In a massive-star supernova explosion, a stellar core collapses to form a neutron star roughly 10 kilometers in radius. The gravitational potential energy released in such a collapse is approximately equal to G M2/R, where M is the mass of the neutron star, R is its radius, and G is the gravitational constant. Using this formula, estimate the amount of gravitational potential energy released in a massive -star supernova explosion.
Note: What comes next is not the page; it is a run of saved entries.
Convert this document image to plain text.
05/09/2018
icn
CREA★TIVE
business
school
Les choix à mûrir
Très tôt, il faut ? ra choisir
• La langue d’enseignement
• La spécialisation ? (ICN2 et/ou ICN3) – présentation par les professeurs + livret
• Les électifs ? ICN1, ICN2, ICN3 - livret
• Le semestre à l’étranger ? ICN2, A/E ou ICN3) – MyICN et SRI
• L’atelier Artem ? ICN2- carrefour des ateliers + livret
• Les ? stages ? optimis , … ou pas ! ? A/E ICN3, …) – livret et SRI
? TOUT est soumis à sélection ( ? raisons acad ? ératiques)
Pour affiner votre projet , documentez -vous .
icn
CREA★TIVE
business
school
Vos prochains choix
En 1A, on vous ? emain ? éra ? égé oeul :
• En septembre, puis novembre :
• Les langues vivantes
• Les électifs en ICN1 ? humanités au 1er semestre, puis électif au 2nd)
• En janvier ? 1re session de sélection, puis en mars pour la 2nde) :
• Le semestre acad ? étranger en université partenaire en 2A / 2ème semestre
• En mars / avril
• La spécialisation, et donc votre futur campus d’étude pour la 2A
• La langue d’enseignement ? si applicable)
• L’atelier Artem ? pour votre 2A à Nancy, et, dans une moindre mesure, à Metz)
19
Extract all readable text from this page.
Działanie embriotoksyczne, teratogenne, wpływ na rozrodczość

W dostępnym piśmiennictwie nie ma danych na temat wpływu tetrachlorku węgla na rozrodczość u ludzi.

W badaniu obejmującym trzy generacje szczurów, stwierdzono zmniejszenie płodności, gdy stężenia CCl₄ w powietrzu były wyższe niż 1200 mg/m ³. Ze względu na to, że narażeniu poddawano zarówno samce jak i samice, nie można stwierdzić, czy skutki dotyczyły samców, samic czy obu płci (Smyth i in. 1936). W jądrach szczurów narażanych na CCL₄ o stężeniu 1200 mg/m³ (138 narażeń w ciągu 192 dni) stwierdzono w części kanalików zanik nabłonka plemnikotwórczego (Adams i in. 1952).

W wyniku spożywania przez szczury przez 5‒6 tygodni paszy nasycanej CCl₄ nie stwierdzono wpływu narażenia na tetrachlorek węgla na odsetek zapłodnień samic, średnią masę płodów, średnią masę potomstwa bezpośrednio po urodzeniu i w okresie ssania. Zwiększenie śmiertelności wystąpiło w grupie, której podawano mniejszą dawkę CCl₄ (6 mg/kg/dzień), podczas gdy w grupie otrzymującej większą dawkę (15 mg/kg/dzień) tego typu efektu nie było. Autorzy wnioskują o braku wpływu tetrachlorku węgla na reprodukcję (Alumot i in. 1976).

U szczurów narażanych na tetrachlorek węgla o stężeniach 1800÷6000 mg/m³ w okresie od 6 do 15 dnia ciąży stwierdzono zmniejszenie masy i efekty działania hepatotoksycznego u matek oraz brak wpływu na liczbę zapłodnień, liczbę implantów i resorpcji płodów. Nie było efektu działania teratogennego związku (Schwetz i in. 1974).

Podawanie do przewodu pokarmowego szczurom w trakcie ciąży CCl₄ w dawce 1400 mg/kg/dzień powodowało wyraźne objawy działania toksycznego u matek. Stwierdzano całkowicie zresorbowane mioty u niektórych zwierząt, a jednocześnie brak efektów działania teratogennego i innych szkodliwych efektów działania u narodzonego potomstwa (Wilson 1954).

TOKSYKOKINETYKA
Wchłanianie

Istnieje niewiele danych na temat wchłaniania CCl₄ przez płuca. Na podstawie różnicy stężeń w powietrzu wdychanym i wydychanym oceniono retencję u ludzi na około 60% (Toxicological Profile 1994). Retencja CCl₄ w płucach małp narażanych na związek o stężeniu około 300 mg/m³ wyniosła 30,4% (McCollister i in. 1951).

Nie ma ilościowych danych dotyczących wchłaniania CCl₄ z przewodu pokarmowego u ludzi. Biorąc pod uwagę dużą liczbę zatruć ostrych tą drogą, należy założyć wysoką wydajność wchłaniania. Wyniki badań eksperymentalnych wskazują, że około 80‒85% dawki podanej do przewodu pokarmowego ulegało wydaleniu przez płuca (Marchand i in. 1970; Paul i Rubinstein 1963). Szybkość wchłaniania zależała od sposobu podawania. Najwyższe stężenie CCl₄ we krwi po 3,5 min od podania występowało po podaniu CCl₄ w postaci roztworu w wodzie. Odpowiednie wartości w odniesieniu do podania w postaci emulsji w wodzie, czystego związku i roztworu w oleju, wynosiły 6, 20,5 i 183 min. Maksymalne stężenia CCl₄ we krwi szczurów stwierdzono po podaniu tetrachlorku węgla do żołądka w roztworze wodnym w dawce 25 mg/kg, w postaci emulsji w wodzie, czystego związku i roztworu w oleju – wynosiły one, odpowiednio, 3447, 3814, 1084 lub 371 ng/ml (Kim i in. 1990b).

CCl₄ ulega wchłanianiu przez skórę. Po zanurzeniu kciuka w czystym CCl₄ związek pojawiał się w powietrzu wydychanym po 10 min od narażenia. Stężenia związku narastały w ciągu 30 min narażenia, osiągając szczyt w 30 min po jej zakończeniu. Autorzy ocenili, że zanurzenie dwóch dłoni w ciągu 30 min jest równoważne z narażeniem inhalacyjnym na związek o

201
How does it compare with the amount of energy radiated by the Sun during its entire main-sequence lifetime?

Answer 1

The concept used to solve this problem is gravitational potential Energy.

The equation is given by,

`U=(GM^2)/(R)`

Where U is the gravitational potential energy

M is the mass of object

R is radius (10000m)

G is the unviersal gravitational constant
`(6.67*10^(-11)m^3/kgs^2)`

We know that the mass of neutron star is 1.4 times the mass of the sun.

It is known that the mass of sun is
`2*10^(30)Kg`

Replacing the values in our equation we have:

`U= ((6.67*10^(-11))(1.4*(2*10^(30))))/(10000)`

`U= 5.2*10^(46)J`

Therefore the energy released in a massive-star supernova explosion is
`5.2*10^(46)J`

To estimate the second point we know that the Total Energy by the Sun is

`E_(sun)=8*10^(35)J`

We can calculate the ratio between a supernova explosion and our entire main-sequence lifetime energy of the sun.

`U' = (U)/(E_(sun))`

`U' = (5.2*10^(46)J)/(8*10^(35)J)`

`U' = 6.5*10^(10)`

Therefore the amount of energy radiated by a supernova explosion is around
`10^(10)` times more than the entire main-sequence lifetime energy of the sun.